New York

Marilyn Minter, Thigh Gap, 2016, enamel on metal, 72 × 86 1/2".

Marilyn Minter, Thigh Gap, 2016, enamel on metal, 72 × 86 1/2".

Marilyn Minter

Salon 94

Marilyn Minter, Thigh Gap, 2016, enamel on metal, 72 × 86 1/2".

Anyone with even a passing acquaintance with pornography—which, given its utter digital ubiquity, is pretty much anybody who’s ever turned on a computer—will know that the contemporary taste in female pubic hair (certainly, at least, among the largely male producers and consumers of erotica) has for some time been decidedly on the side of less is more. And so it probably shouldn’t come as a surprise that a few years ago, when Marilyn Minter was commissioned by Playboy’s creative director, curator Neville Wakefield, to produce a project for a special issue of the magazine, her photographs focusing on a range of women in their naturally undepilated state were not particularly well received. Of course, the images were Minter at her thorny best: Complicating simple narratives of seduction and revulsion, and provocatively against the grain, they worked to make the private as starkly public as possible in their depictions of a variety of montes in tightly focused Technicolor close-up. Minter’s photos—rejected by the magazine, they were later published instead as a limited-edition book—were designed not only as unruly troublings of the now-familiar media images of tidy manicuring, but also, the artist has said, as “promotional” images of a sort, intended to give women “more choices” in how they decide to present themselves, sexually and otherwise.

Minter’s new suite of paintings—seven of which were on view here, in a show that coincided with the Brooklyn Museum’s presentation of her traveling retrospective “Pretty/Dirty”—descend directly from those images. For these new works, the artist rephotographed her models, this time situating them behind gently obscuring panes of steamed glass. Then she used the pictures to produce some of the most technically accomplished paintings of her career: large-scale, enamel-on-metal works whose luscious surfaces oscillate almost magically between abstraction and figuration, between an atomized, vaguely pointillist micro-level pictorial environment and a brand of macro-scale representational lucidity that, from a few steps back, suddenly resolves into knockout Photorealism. The figures in works (all 2016) such as Thigh Gap, Ginger, and Tender most literally recall the original photographic project, their pubic areas isolated, but now behind sweating glass, the entire compositions seeming to literally drip with humidity. Though in some ways the most “explicit” of the works on view—insofar, at least, as they depict a usually taboo zone of female anatomy—these paintings for the most part refuse an erotic stance. Instead, in their plain frontality, they look to reclaim, and in some sense neutralize, the physical and psychospatial tropes with which they engage: the nude woman in the shower. A scenario long familiar as a precinct in which to stage female physical vulnerability and sexual availability, here it refuses to signal either.

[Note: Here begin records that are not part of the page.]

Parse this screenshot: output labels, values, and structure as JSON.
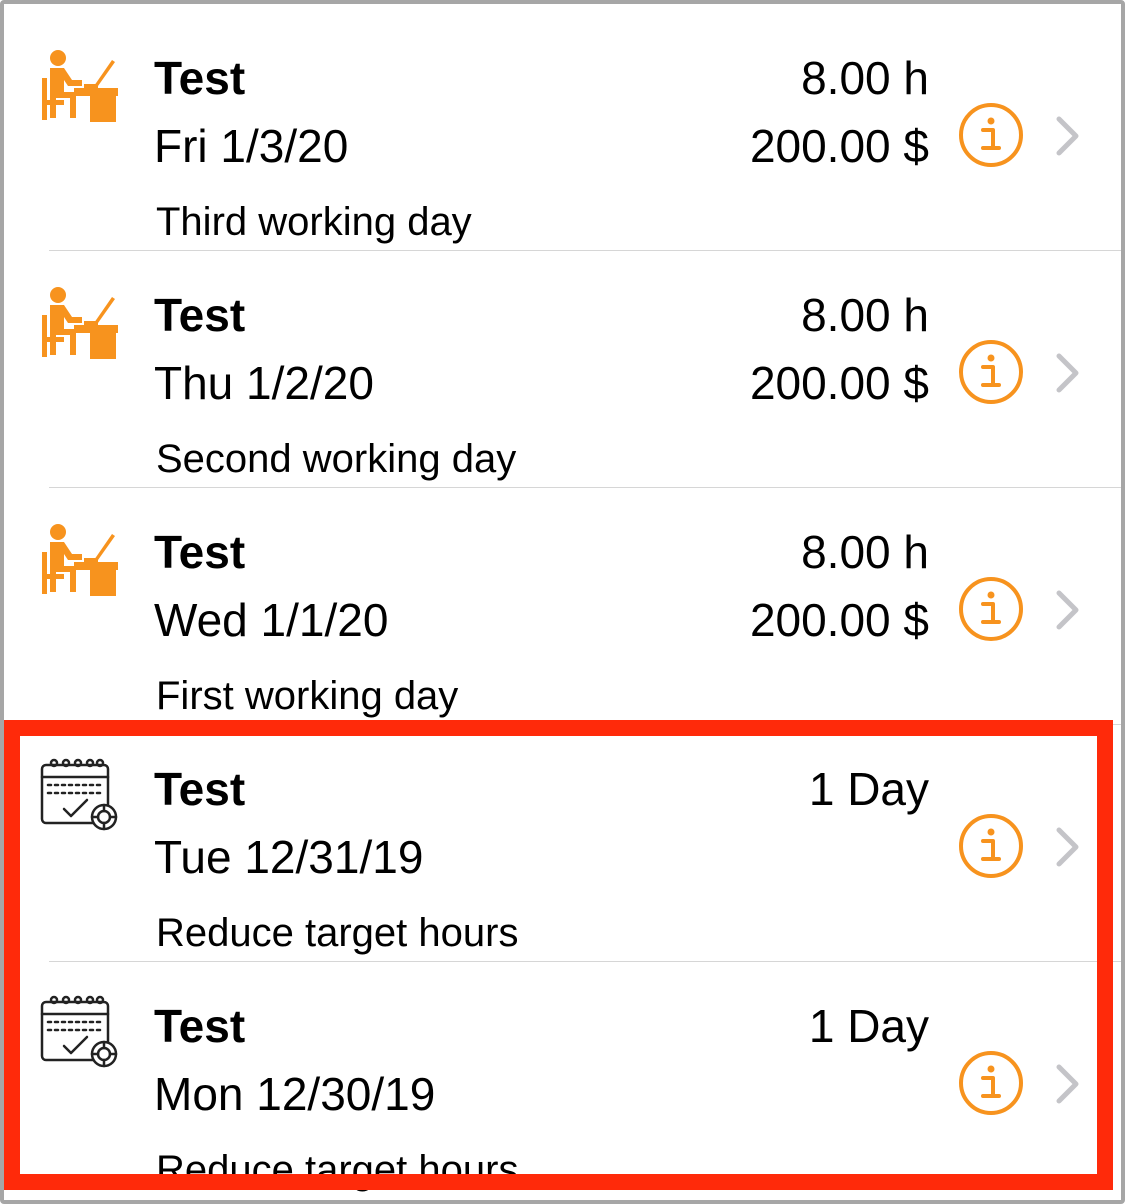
{
  "colors": {
    "accent": "#f7931e",
    "highlight": "#ff2a0a",
    "separator": "#d6d6d6",
    "chevron": "#c4c4c8"
  },
  "entries": [
    {
      "icon": "worker-desk-icon",
      "title": "Test",
      "date": "Fri 1/3/20",
      "note": "Third working day",
      "amount_primary": "8.00 h",
      "amount_secondary": "200.00 $"
    },
    {
      "icon": "worker-desk-icon",
      "title": "Test",
      "date": "Thu 1/2/20",
      "note": "Second working day",
      "amount_primary": "8.00 h",
      "amount_secondary": "200.00 $"
    },
    {
      "icon": "worker-desk-icon",
      "title": "Test",
      "date": "Wed 1/1/20",
      "note": "First working day",
      "amount_primary": "8.00 h",
      "amount_secondary": "200.00 $"
    },
    {
      "icon": "calendar-check-icon",
      "title": "Test",
      "date": "Tue 12/31/19",
      "note": "Reduce target hours",
      "amount_primary": "1 Day",
      "amount_secondary": ""
    },
    {
      "icon": "calendar-check-icon",
      "title": "Test",
      "date": "Mon 12/30/19",
      "note": "Reduce target hours",
      "amount_primary": "1 Day",
      "amount_secondary": ""
    }
  ]
}
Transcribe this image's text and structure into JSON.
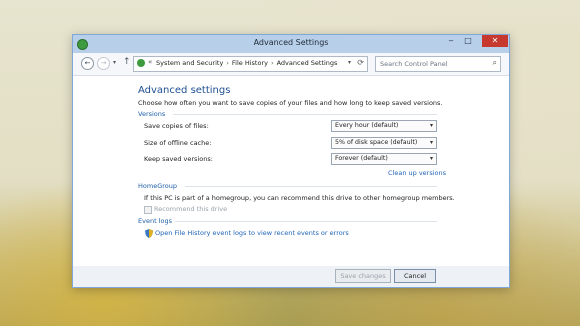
{
  "window": {
    "title": "Advanced Settings",
    "controls": {
      "minimize": "‒",
      "maximize": "□",
      "close": "✕"
    }
  },
  "nav": {
    "back_glyph": "←",
    "forward_glyph": "→",
    "recent_glyph": "▾",
    "up_glyph": "↑",
    "address": {
      "chevron": "«",
      "crumbs": [
        "System and Security",
        "File History",
        "Advanced Settings"
      ],
      "separator": "›",
      "dropdown_glyph": "▾",
      "refresh_glyph": "⟳"
    },
    "search": {
      "placeholder": "Search Control Panel",
      "icon_glyph": "⌕"
    }
  },
  "main": {
    "heading": "Advanced settings",
    "description": "Choose how often you want to save copies of your files and how long to keep saved versions.",
    "versions": {
      "label": "Versions",
      "rows": [
        {
          "label": "Save copies of files:",
          "value": "Every hour (default)"
        },
        {
          "label": "Size of offline cache:",
          "value": "5% of disk space (default)"
        },
        {
          "label": "Keep saved versions:",
          "value": "Forever (default)"
        }
      ],
      "cleanup_link": "Clean up versions"
    },
    "homegroup": {
      "label": "HomeGroup",
      "text": "If this PC is part of a homegroup, you can recommend this drive to other homegroup members.",
      "checkbox_label": "Recommend this drive",
      "checked": false
    },
    "eventlogs": {
      "label": "Event logs",
      "link": "Open File History event logs to view recent events or errors"
    },
    "select_arrow": "▾"
  },
  "footer": {
    "save_label": "Save changes",
    "cancel_label": "Cancel"
  },
  "colors": {
    "accent": "#1d4f91",
    "link": "#1f63b6",
    "close_button": "#c7392e"
  }
}
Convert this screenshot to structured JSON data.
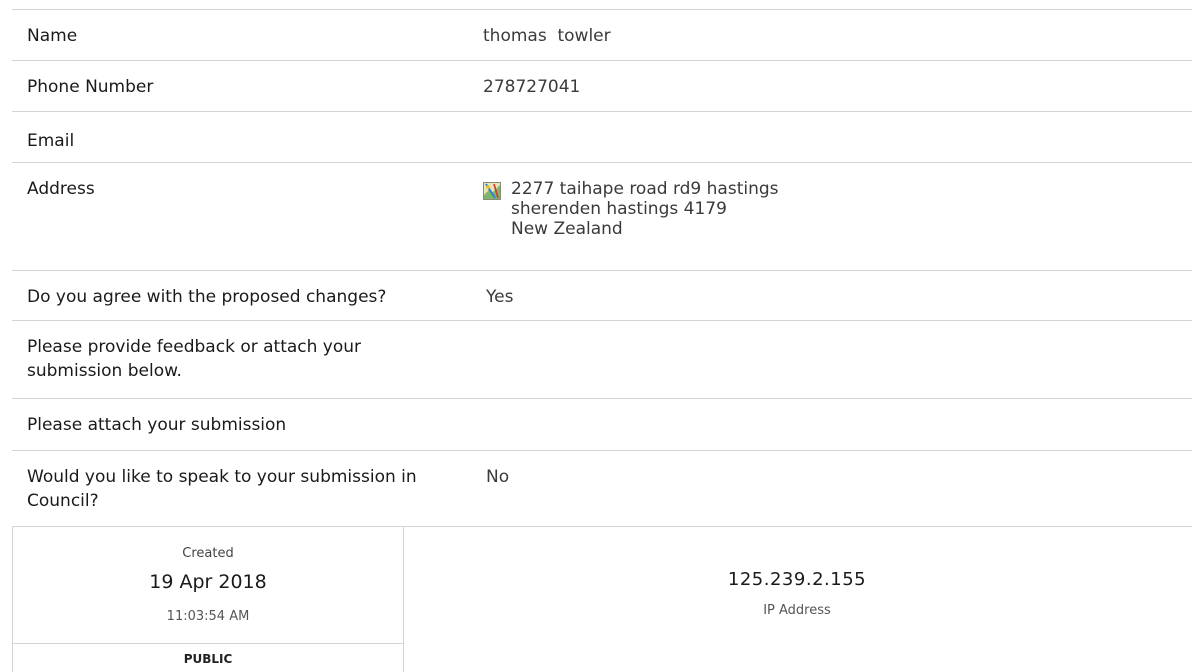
{
  "fields": {
    "name": {
      "label": "Name",
      "value": "thomas  towler"
    },
    "phone": {
      "label": "Phone Number",
      "value": "278727041"
    },
    "email": {
      "label": "Email",
      "value": ""
    },
    "address": {
      "label": "Address",
      "icon": "map-icon",
      "lines": [
        "2277 taihape road rd9 hastings",
        "sherenden hastings 4179",
        "New Zealand"
      ]
    },
    "agree": {
      "label": "Do you agree with the proposed changes?",
      "value": "Yes"
    },
    "feedback": {
      "label": "Please provide feedback or attach your submission below.",
      "value": ""
    },
    "attach": {
      "label": "Please attach your submission",
      "value": ""
    },
    "speak": {
      "label": "Would you like to speak to your submission in Council?",
      "value": "No"
    }
  },
  "meta": {
    "created_label": "Created",
    "created_date": "19 Apr 2018",
    "created_time": "11:03:54 AM",
    "visibility": "PUBLIC",
    "ip": "125.239.2.155",
    "ip_label": "IP Address"
  }
}
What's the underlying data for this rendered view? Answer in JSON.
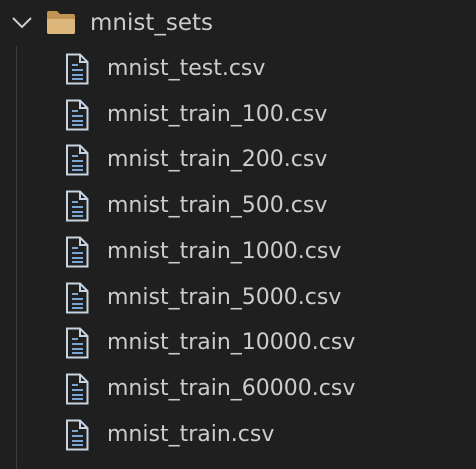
{
  "explorer": {
    "folder": {
      "name": "mnist_sets",
      "expanded": true,
      "icon": "folder-open-icon",
      "icon_color": "#dcb67a"
    },
    "file_icon": "csv-file-icon",
    "file_icon_color": "#c5d4e0",
    "files": [
      {
        "name": "mnist_test.csv"
      },
      {
        "name": "mnist_train_100.csv"
      },
      {
        "name": "mnist_train_200.csv"
      },
      {
        "name": "mnist_train_500.csv"
      },
      {
        "name": "mnist_train_1000.csv"
      },
      {
        "name": "mnist_train_5000.csv"
      },
      {
        "name": "mnist_train_10000.csv"
      },
      {
        "name": "mnist_train_60000.csv"
      },
      {
        "name": "mnist_train.csv"
      }
    ]
  }
}
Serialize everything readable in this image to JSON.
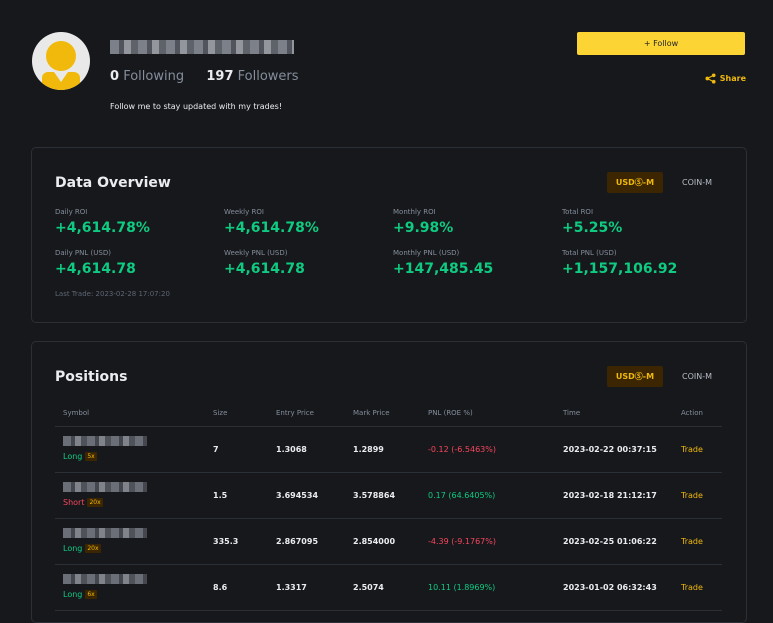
{
  "profile": {
    "following_count": "0",
    "following_label": "Following",
    "followers_count": "197",
    "followers_label": "Followers",
    "bio": "Follow me to stay updated with my trades!",
    "follow_button": "+ Follow",
    "share_label": "Share"
  },
  "overview": {
    "title": "Data Overview",
    "tabs": [
      "USDⓈ-M",
      "COIN-M"
    ],
    "metrics": [
      {
        "label": "Daily ROI",
        "value": "+4,614.78%"
      },
      {
        "label": "Weekly ROI",
        "value": "+4,614.78%"
      },
      {
        "label": "Monthly ROI",
        "value": "+9.98%"
      },
      {
        "label": "Total ROI",
        "value": "+5.25%"
      },
      {
        "label": "Daily PNL (USD)",
        "value": "+4,614.78"
      },
      {
        "label": "Weekly PNL (USD)",
        "value": "+4,614.78"
      },
      {
        "label": "Monthly PNL (USD)",
        "value": "+147,485.45"
      },
      {
        "label": "Total PNL (USD)",
        "value": "+1,157,106.92"
      }
    ],
    "last_trade": "Last Trade: 2023-02-28 17:07:20"
  },
  "positions": {
    "title": "Positions",
    "tabs": [
      "USDⓈ-M",
      "COIN-M"
    ],
    "columns": [
      "Symbol",
      "Size",
      "Entry Price",
      "Mark Price",
      "PNL (ROE %)",
      "Time",
      "Action"
    ],
    "rows": [
      {
        "side": "Long",
        "leverage": "5x",
        "size": "7",
        "entry": "1.3068",
        "mark": "1.2899",
        "pnl": "-0.12 (-6.5463%)",
        "time": "2023-02-22 00:37:15",
        "action": "Trade"
      },
      {
        "side": "Short",
        "leverage": "20x",
        "size": "1.5",
        "entry": "3.694534",
        "mark": "3.578864",
        "pnl": "0.17 (64.6405%)",
        "time": "2023-02-18 21:12:17",
        "action": "Trade"
      },
      {
        "side": "Long",
        "leverage": "20x",
        "size": "335.3",
        "entry": "2.867095",
        "mark": "2.854000",
        "pnl": "-4.39 (-9.1767%)",
        "time": "2023-02-25 01:06:22",
        "action": "Trade"
      },
      {
        "side": "Long",
        "leverage": "6x",
        "size": "8.6",
        "entry": "1.3317",
        "mark": "2.5074",
        "pnl": "10.11 (1.8969%)",
        "time": "2023-01-02 06:32:43",
        "action": "Trade"
      }
    ]
  },
  "colors": {
    "accent": "#fcd535",
    "positive": "#0ecb81",
    "negative": "#f6465d",
    "background": "#17181c"
  }
}
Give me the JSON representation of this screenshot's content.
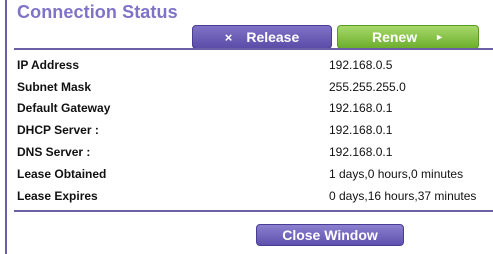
{
  "header": {
    "title": "Connection Status",
    "release_label": "Release",
    "renew_label": "Renew",
    "release_icon": "×",
    "renew_icon": "►"
  },
  "details": [
    {
      "label": "IP Address",
      "value": "192.168.0.5"
    },
    {
      "label": "Subnet Mask",
      "value": "255.255.255.0"
    },
    {
      "label": "Default Gateway",
      "value": "192.168.0.1"
    },
    {
      "label": "DHCP Server :",
      "value": "192.168.0.1"
    },
    {
      "label": "DNS Server :",
      "value": "192.168.0.1"
    },
    {
      "label": "Lease Obtained",
      "value": "1 days,0 hours,0 minutes"
    },
    {
      "label": "Lease Expires",
      "value": "0 days,16 hours,37 minutes"
    }
  ],
  "footer": {
    "close_label": "Close Window"
  },
  "colors": {
    "accent": "#7f73c8",
    "renew_green": "#6cae2d",
    "release_purple": "#5b4da8"
  }
}
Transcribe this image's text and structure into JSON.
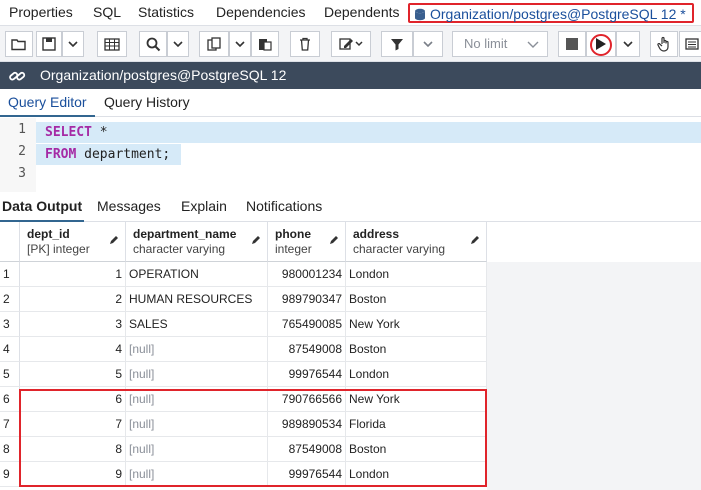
{
  "top_tabs": [
    "Properties",
    "SQL",
    "Statistics",
    "Dependencies",
    "Dependents"
  ],
  "active_query_tab": "Organization/postgres@PostgreSQL 12 *",
  "toolbar": {
    "limit_label": "No limit",
    "icons": [
      "open-file-icon",
      "save-icon",
      "chevron-down-icon",
      "grid-icon",
      "find-icon",
      "copy-icon",
      "paste-icon",
      "delete-icon",
      "edit-icon",
      "filter-icon",
      "stop-icon",
      "execute-icon",
      "hand-icon",
      "explain-icon"
    ]
  },
  "connection": {
    "label": "Organization/postgres@PostgreSQL 12"
  },
  "editor_tabs": [
    "Query Editor",
    "Query History"
  ],
  "editor": {
    "line_numbers": [
      "1",
      "2",
      "3"
    ],
    "lines": [
      {
        "keyword": "SELECT",
        "rest": " *"
      },
      {
        "keyword": "FROM",
        "rest": " department;"
      },
      {
        "keyword": "",
        "rest": ""
      }
    ]
  },
  "output_tabs": [
    "Data Output",
    "Messages",
    "Explain",
    "Notifications"
  ],
  "grid": {
    "columns": [
      {
        "name": "dept_id",
        "type": "[PK] integer"
      },
      {
        "name": "department_name",
        "type": "character varying"
      },
      {
        "name": "phone",
        "type": "integer"
      },
      {
        "name": "address",
        "type": "character varying"
      }
    ],
    "rows": [
      {
        "idx": "1",
        "dept_id": "1",
        "department_name": "OPERATION",
        "phone": "980001234",
        "address": "London"
      },
      {
        "idx": "2",
        "dept_id": "2",
        "department_name": "HUMAN RESOURCES",
        "phone": "989790347",
        "address": "Boston"
      },
      {
        "idx": "3",
        "dept_id": "3",
        "department_name": "SALES",
        "phone": "765490085",
        "address": "New York"
      },
      {
        "idx": "4",
        "dept_id": "4",
        "department_name": "[null]",
        "phone": "87549008",
        "address": "Boston"
      },
      {
        "idx": "5",
        "dept_id": "5",
        "department_name": "[null]",
        "phone": "99976544",
        "address": "London"
      },
      {
        "idx": "6",
        "dept_id": "6",
        "department_name": "[null]",
        "phone": "790766566",
        "address": "New York"
      },
      {
        "idx": "7",
        "dept_id": "7",
        "department_name": "[null]",
        "phone": "989890534",
        "address": "Florida"
      },
      {
        "idx": "8",
        "dept_id": "8",
        "department_name": "[null]",
        "phone": "87549008",
        "address": "Boston"
      },
      {
        "idx": "9",
        "dept_id": "9",
        "department_name": "[null]",
        "phone": "99976544",
        "address": "London"
      }
    ]
  },
  "colors": {
    "highlight_red": "#e0242b",
    "header_dark": "#3c4a5c",
    "keyword": "#a52aa5",
    "active_tab": "#1a4f9c"
  }
}
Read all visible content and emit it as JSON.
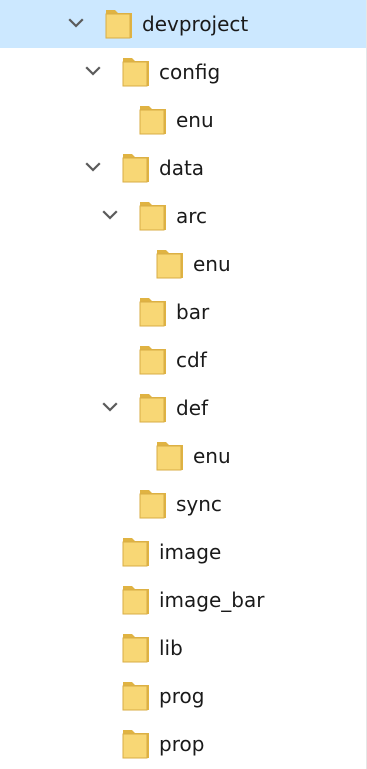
{
  "tree": {
    "items": [
      {
        "label": "devproject",
        "depth": 0,
        "expanded": true,
        "selected": true
      },
      {
        "label": "config",
        "depth": 1,
        "expanded": true
      },
      {
        "label": "enu",
        "depth": 2,
        "expanded": null
      },
      {
        "label": "data",
        "depth": 1,
        "expanded": true
      },
      {
        "label": "arc",
        "depth": 2,
        "expanded": true
      },
      {
        "label": "enu",
        "depth": 3,
        "expanded": null
      },
      {
        "label": "bar",
        "depth": 2,
        "expanded": null
      },
      {
        "label": "cdf",
        "depth": 2,
        "expanded": null
      },
      {
        "label": "def",
        "depth": 2,
        "expanded": true
      },
      {
        "label": "enu",
        "depth": 3,
        "expanded": null
      },
      {
        "label": "sync",
        "depth": 2,
        "expanded": null
      },
      {
        "label": "image",
        "depth": 1,
        "expanded": null
      },
      {
        "label": "image_bar",
        "depth": 1,
        "expanded": null
      },
      {
        "label": "lib",
        "depth": 1,
        "expanded": null
      },
      {
        "label": "prog",
        "depth": 1,
        "expanded": null
      },
      {
        "label": "prop",
        "depth": 1,
        "expanded": null
      }
    ]
  },
  "icons": {
    "folder": "folder-icon",
    "expanded": "chevron-down-icon"
  },
  "colors": {
    "selection": "#cce8ff",
    "folder_front": "#f8d775",
    "folder_back": "#e0b342",
    "chevron": "#5a5a5a"
  }
}
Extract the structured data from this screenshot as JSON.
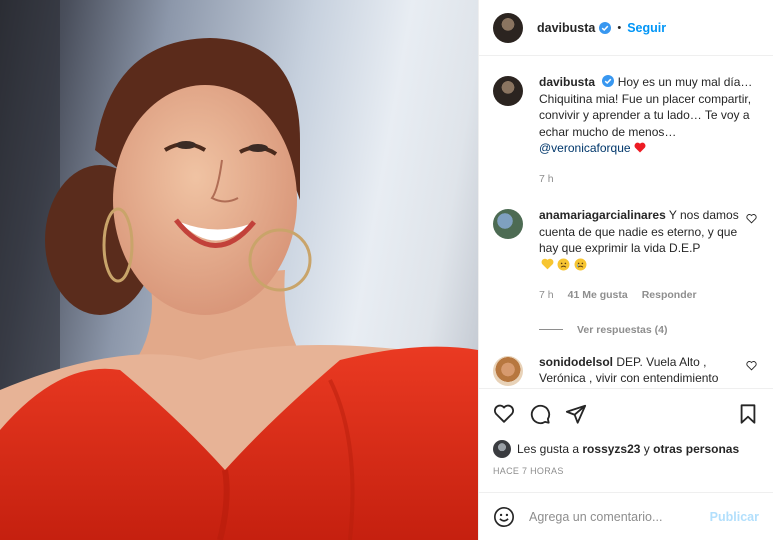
{
  "post": {
    "author": "davibusta",
    "follow_label": "Seguir",
    "dot": "•",
    "caption": {
      "username": "davibusta",
      "text": "Hoy es un muy mal día… Chiquitina mia! Fue un placer compartir, convivir y aprender a tu lado… Te voy a echar mucho de menos…",
      "mention": "@veronicaforque",
      "time": "7 h"
    }
  },
  "comments": [
    {
      "username": "anamariagarcialinares",
      "text": "Y nos damos cuenta de que nadie es eterno, y que hay que exprimir la vida D.E.P",
      "time": "7 h",
      "likes": "41 Me gusta",
      "reply_label": "Responder",
      "view_replies": "Ver respuestas (4)"
    },
    {
      "username": "sonidodelsol",
      "text": "DEP. Vuela Alto , Verónica , vivir con entendimiento"
    }
  ],
  "likes_line": {
    "prefix": "Les gusta a",
    "user": "rossyzs23",
    "middle": "y",
    "others": "otras personas"
  },
  "timestamp": "HACE 7 HORAS",
  "composer": {
    "placeholder": "Agrega un comentario...",
    "publish_label": "Publicar"
  },
  "colors": {
    "link_blue": "#0095f6",
    "publish_disabled": "#b2dffc",
    "heart_red": "#ed1c24",
    "muted": "#8e8e8e"
  },
  "icons": [
    "heart-icon",
    "comment-icon",
    "share-icon",
    "save-icon",
    "emoji-icon",
    "verified-icon",
    "more-icon"
  ]
}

While works such as these eschew the mainstream language of the erotic, others in the show would seem to embrace it. The focus of Big Breath, Deep Frost, and Fatter Lip—moist mouths pressed up to moist glass fogged with both environmental and bodily condensation—plays off of familiar images of female orgasmic ecstasy, but does so in a way that would seem to not so much detourn as imbibe the language of carnal affect familiar from an image-world structured by Playboy and its more explicit kin. There’s no question that the paintings are brilliantly executed, but whether they are designed to overturn the slightly predictable soft-focus romantic sensuality with which they flirt or fall in line with it is less clear. Unlike the bold and unapologetic naturalism of the photographs that inspired them, these works exhibit choices for feminine presentation that might seem to be more or less standard-issue. Of course, Minter has, as much as any artist of her generation, found a way to provocatively reorder conventional formulas of desire in order to puncture the sterile idealizations of sexual commodification, so what might seem at first glance to be a kind of capitulation to such formulas is presumably done in the strategic service of coopting and then finally owning them. But it’s a tightrope act, and even for an artist as comfortable as Minter is treading fine lines of distinction, one whose final effect is ambivalent.